Spanish Film Academy President Alex de la Iglesia May Resign Over Watered-Down Anti-Download Law

The Spanish government reached a deal Tuesday with the main opposition party to pass the Sinde law in a watered down version.

 

MADRID -- The Spanish government reached a deal with the main opposition party to pass the so-called anti-download law in a watered down version from its original, provoking the frustration and indignation of Spanish filmmakers Tuesday.

Rumors of Spanish Film Academy president Alex de la Iglesia’s intention to resign his post -- where he has energetically negotiated with government and Internet users to reach an agreement for solid anti-piracy legislation -- spread rapidly following a Twitter exchange between De la Iglesia and some of his followers.

By mid-day various national newspapers were reprinting on their websites the Twitter exchange that suggested De la Iglesia might quit following the Goya Awards ceremony on Feb. 13.

An official at the Spanish Film Academy said Tuesday there was no official comment and that the entity would emit a press release later in the day to that effect.

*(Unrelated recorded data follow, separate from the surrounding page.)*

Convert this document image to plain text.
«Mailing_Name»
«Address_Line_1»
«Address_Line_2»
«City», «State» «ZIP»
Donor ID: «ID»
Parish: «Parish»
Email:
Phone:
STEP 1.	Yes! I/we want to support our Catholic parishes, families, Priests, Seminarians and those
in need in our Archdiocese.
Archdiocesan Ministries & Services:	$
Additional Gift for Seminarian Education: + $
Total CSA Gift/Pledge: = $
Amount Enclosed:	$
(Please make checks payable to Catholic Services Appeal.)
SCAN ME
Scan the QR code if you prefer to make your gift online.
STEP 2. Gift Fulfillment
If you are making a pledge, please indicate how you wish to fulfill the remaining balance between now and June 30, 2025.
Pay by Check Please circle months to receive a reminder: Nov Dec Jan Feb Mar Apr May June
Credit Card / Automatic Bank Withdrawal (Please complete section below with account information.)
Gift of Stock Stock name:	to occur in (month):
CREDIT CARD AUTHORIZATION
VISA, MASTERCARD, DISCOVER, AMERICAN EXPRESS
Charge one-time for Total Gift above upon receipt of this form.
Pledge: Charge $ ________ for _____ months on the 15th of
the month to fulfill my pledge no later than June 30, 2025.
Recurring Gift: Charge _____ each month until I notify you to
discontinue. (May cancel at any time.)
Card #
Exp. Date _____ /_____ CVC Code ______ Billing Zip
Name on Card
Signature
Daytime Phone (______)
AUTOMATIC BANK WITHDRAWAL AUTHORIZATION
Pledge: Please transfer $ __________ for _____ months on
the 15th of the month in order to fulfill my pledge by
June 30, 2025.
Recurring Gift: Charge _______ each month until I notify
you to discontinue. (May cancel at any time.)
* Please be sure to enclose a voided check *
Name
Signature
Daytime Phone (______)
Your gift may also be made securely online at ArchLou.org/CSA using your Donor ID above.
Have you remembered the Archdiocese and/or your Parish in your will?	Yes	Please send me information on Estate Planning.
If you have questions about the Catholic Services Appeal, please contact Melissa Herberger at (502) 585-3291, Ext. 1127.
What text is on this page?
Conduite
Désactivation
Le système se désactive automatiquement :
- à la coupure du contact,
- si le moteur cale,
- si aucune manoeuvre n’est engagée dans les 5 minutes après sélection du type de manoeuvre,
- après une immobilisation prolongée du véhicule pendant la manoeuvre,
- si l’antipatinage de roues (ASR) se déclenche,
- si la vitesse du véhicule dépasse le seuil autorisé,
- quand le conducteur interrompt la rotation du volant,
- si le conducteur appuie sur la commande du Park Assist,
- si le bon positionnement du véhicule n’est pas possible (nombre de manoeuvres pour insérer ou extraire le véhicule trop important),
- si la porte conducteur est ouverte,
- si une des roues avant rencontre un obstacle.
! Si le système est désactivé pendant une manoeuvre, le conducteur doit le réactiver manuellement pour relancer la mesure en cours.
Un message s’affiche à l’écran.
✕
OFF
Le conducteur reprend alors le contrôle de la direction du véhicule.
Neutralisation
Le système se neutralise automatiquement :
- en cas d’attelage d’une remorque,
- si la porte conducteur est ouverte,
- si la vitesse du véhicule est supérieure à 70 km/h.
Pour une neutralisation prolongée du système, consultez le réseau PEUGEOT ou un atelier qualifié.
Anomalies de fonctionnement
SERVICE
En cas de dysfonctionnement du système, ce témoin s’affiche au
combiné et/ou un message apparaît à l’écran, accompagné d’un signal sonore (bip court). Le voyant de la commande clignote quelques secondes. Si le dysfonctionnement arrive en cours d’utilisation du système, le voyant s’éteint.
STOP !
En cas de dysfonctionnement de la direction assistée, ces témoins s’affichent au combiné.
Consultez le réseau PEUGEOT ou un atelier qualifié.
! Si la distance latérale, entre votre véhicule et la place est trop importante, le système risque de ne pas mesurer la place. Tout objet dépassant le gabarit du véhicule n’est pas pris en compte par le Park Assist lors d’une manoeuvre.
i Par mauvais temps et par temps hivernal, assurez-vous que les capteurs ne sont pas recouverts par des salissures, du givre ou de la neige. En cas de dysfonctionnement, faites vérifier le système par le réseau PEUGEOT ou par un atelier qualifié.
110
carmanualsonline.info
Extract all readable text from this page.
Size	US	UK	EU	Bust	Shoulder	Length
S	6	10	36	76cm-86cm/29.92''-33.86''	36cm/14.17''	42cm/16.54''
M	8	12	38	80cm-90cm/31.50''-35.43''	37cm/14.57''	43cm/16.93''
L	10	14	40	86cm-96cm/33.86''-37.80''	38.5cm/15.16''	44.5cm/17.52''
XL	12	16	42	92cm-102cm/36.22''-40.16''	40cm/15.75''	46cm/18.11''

The commotion follows a deal to rescue the law, known as the Sinde Law -- named after Spain’s Culture Minister Angeles Gonzalez-Sinde, that allows a judge to order a website closed for offering illegal content. Lobbies for Internet users have countered the law as a an attack on civil liberties, while content creators and rights holders say it is the first step in fighting Spain’s rampant piracy.

The new version calls on a judge to intercede several times in the process to close a website, which could take up to two weeks rather than the 48 hours in the previous version. Additionally, the government must modify the digital canon imposed on all electronics’ purchases and earmarked for specific authors’ rights bodies to cover lost revenue from private copy.

“The best thing would have been to start from zero,” De la Iglesia said on Twitter. “It’s a very unpopular law. Pitting creators against the web is a huge mistake. I’ve spent months trying to find a consensus among all sides and the politicians haven’t listened to us. This law is not the solution.”

Not everyone agreed with the dismal outlook, though.

“We support the pact between the government and the PP because, although it’s weak and far from ideal, it’s seems a fundamental to us that in this country that piracy begins to be persecuted and prosecuted,” said Antonio Maria Avila, executive director of the Publishers Federation of Spain. “At least it sends a message to society. Spain has become the piracy haven of Europe.”

Spain is reportedly responsible for some 20% of illegal downloads worldwide of the top 10 films from 2010.

“Now we have to prepare a change in our industry model,” said Spanish Producers Federation president Pedro Perez. “We were clumsy and slow to act, but now we’re in gear.”

The law was rejected in its original version by the lower house of the Spanish parliament in December. The senate rescued it and negotiated the new version with several amendments to make it more palatable for the opposition, which was strongly against the digital canon. The law will now be reviewed in committee and voted on in the upper house within a month.